The ‘dark transcriptome’ has been used to reduce inflammation in mice and human cells

Traditionally, the human genome has been considered a large instruction book for producing proteins. However, only a small portion of that “text” actually corresponds to coding instructions. Much of the rest is also transcribed into RNA, but without being translated into proteins. Among these molecules are the so-called long noncoding RNAs (lncRNAs): long RNA chains that, far from being genomic “noise,” perform essential regulatory functions, either by directly modulating gene expression or by acting indirectly on various cellular processes.

The article Human and mouse long noncoding RNAs reengineered for exogenous delivery reduce LPS-induced inflammation in human macrophages and mice illustrates well how this knowledge is beginning to have practical applications. The authors “copy” natural lncRNAs involved in inflammation, modify them to make them more stable and resistant to degradation, and encapsulate them in lipid nanoparticles, similar to those used in RNA vaccines. In doing so, they explore their therapeutic potential both in cellular models (human and murine macrophages treated with LPS) and in an animal model of LPS-induced inflammation. In both cases, administration of the modified lncRNAs reduced inflammatory markers.

This approach has several advantages. On the one hand, it starts from lncRNAs that are already present in the organism and whose physiological function is at least partially characterized, making it possible to rely on molecules “validated by biology” rather than on entirely synthetic designs. On the other hand, the strategy opens the door to a new category of RNA-based therapies that do not aim to replace proteins but rather to intervene directly in gene regulatory networks.

Nevertheless, the greatest challenge remains the effective delivery of nucleic acids. In this study, the choice of an “accessible” target such as the immune system—reachable through systemic administration—allows for a promising proof of principle. Extending this approach to other tissues—especially the central nervous system or skeletal muscle—poses much greater challenges, both because of the size and accessibility of these tissues and because of the need to cross complex biological barriers.

Overall, this is an inspiring piece of work that reflects the growing maturity of the field: we are moving from discovering what lncRNAs do to beginning to harness what they do. Much still needs to be optimized, but this is a clear sign that noncoding RNAs may come to occupy a place of their own within the therapeutic arsenal of the future.

The development of techniques for mass RNA sequencing (ribonucleic acid produced by transcription of DNA from our genome) is opening a field of scientific exploration of unexpected dimensions. We have already seen how messenger RNA–based vaccines have become part of everyday life, and small RNA molecules with low molecular weight are also being used in therapeutic treatments.

The study carried out in Canada by Janice Pang and colleagues and published in the scientific journal Science Signaling rigorously and pioneeringly describes the use of three long RNAs (lncRNAs) to control the inflammatory response in a model of induced inflammation in mice and in human macrophages. Considering that tens of thousands of these long RNAs still remain to be studied in order to understand their mechanisms of action, the possibility of their therapeutic use opens a very interesting field of research with multiple applications for the treatment of diseases for which we still do not have adequate drugs.

The press release is accurate and reflects well the work carried out and its potential therapeutic importance. It may be aimed at a more scientific audience and could be somewhat technical for a general readership.

There are many human diseases that are complex in terms of genetic and environmental factors—for example, the exaggerated response of the immune system in inflammatory processes or autoimmunity. Current treatments are usually generic immunosuppressive or immunomodulatory drugs, although the use of inhibitory treatments based on antibodies or recombinant proteins is increasingly widespread.

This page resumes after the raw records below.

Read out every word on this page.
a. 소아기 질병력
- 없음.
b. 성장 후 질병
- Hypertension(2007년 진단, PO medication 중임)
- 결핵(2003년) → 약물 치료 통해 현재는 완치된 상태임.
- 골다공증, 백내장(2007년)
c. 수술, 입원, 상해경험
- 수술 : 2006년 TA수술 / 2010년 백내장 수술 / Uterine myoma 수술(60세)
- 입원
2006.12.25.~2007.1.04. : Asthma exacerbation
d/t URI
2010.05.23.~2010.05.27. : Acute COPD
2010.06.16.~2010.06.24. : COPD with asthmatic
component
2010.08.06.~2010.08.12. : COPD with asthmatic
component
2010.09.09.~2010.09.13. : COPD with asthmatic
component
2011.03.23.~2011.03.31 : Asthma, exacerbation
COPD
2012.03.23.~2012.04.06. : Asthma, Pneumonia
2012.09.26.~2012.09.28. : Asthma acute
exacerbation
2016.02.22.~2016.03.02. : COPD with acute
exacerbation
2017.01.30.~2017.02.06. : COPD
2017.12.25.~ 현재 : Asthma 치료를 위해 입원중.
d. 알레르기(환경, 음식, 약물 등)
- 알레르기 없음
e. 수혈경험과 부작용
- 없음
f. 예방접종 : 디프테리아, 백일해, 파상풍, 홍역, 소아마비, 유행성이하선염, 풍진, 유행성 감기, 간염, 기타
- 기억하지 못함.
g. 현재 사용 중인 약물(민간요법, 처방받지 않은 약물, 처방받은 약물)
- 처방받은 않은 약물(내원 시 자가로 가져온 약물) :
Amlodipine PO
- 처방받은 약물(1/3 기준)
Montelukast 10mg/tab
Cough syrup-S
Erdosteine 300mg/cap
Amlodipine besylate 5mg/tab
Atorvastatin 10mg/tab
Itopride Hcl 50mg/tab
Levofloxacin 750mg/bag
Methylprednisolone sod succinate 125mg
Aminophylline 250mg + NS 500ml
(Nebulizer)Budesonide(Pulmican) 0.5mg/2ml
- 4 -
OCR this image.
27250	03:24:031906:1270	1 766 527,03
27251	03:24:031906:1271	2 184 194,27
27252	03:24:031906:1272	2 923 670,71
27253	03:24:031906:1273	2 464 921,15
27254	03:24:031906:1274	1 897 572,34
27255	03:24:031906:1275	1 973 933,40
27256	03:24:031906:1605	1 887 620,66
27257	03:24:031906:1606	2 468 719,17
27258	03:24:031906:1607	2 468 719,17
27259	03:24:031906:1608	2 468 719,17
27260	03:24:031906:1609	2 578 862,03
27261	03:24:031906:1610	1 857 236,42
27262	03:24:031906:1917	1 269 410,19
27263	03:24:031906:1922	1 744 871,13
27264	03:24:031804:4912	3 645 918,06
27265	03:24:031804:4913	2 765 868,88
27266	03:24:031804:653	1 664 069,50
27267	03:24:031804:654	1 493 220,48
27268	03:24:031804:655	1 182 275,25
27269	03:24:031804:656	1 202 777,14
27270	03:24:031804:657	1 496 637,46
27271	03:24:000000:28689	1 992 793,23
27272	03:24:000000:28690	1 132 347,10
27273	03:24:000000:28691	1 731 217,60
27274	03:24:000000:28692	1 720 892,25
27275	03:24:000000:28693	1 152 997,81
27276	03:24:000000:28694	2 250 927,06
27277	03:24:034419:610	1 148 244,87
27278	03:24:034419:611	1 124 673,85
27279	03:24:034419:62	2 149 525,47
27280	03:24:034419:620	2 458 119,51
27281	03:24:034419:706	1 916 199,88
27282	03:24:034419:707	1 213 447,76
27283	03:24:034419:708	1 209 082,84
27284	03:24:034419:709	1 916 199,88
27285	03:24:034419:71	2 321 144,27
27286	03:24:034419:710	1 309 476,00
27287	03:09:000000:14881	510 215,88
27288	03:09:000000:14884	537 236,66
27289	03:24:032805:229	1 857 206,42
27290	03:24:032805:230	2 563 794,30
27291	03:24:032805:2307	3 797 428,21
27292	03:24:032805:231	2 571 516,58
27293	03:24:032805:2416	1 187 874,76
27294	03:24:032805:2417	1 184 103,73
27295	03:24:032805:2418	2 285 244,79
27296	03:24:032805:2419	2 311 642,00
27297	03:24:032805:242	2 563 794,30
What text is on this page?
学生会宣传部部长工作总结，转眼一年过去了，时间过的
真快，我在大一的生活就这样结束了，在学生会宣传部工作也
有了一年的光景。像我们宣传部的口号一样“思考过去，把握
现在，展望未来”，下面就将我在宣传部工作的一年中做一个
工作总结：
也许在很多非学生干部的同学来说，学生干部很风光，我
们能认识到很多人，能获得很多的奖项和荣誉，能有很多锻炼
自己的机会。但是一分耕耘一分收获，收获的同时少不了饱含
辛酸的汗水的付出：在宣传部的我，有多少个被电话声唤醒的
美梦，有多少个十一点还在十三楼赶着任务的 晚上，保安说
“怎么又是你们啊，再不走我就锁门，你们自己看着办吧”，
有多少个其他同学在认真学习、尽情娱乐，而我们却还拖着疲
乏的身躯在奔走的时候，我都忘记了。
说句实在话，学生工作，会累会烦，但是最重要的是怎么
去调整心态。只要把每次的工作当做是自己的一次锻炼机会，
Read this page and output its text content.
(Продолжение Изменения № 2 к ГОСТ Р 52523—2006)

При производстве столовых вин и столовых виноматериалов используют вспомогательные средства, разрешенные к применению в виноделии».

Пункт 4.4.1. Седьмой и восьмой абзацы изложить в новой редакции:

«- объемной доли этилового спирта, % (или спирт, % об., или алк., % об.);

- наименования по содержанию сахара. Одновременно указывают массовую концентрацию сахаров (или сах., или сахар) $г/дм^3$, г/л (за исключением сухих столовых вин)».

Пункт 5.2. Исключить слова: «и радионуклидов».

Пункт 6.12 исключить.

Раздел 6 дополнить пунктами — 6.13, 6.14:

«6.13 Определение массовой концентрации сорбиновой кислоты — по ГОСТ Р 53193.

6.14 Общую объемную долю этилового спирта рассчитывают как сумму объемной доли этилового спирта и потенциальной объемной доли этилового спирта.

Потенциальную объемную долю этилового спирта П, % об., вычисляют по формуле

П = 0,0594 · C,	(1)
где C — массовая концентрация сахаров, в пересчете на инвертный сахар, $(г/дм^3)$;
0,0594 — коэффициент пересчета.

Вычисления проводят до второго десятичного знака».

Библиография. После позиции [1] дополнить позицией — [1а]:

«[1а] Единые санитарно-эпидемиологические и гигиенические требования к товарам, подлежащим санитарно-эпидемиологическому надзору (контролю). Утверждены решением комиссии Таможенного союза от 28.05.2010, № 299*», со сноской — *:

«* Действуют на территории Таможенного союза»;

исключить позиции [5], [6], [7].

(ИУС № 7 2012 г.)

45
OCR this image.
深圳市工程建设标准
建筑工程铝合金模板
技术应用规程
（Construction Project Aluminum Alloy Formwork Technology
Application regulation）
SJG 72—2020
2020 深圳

In this article, the authors successfully explore extremely specific treatments at an earlier point in the flow of genetic information: instead of inhibiting the action of proteins such as cytokines, they prevent them from being produced by inhibiting the translation of messenger RNA. To do this, they genetically engineer little-known genetic elements, the so-called long noncoding RNAs (lncRNAs), directed against very specific cytokine RNAs, thereby reducing the inflammatory response both in human immune cells in vitro and in vivo in mice. In addition, they use liposomes as a method for delivering the RNA, avoiding unexpected responses that can occur when delivery is carried out using viral vectors.

I believe this is a highly precise biological therapeutic tool that has not yet been used and that offers many possibilities for treating diseases in which it is necessary to silence a gene or a particular signaling pathway—not only in immune diseases, but also in cancer or neurodegeneration.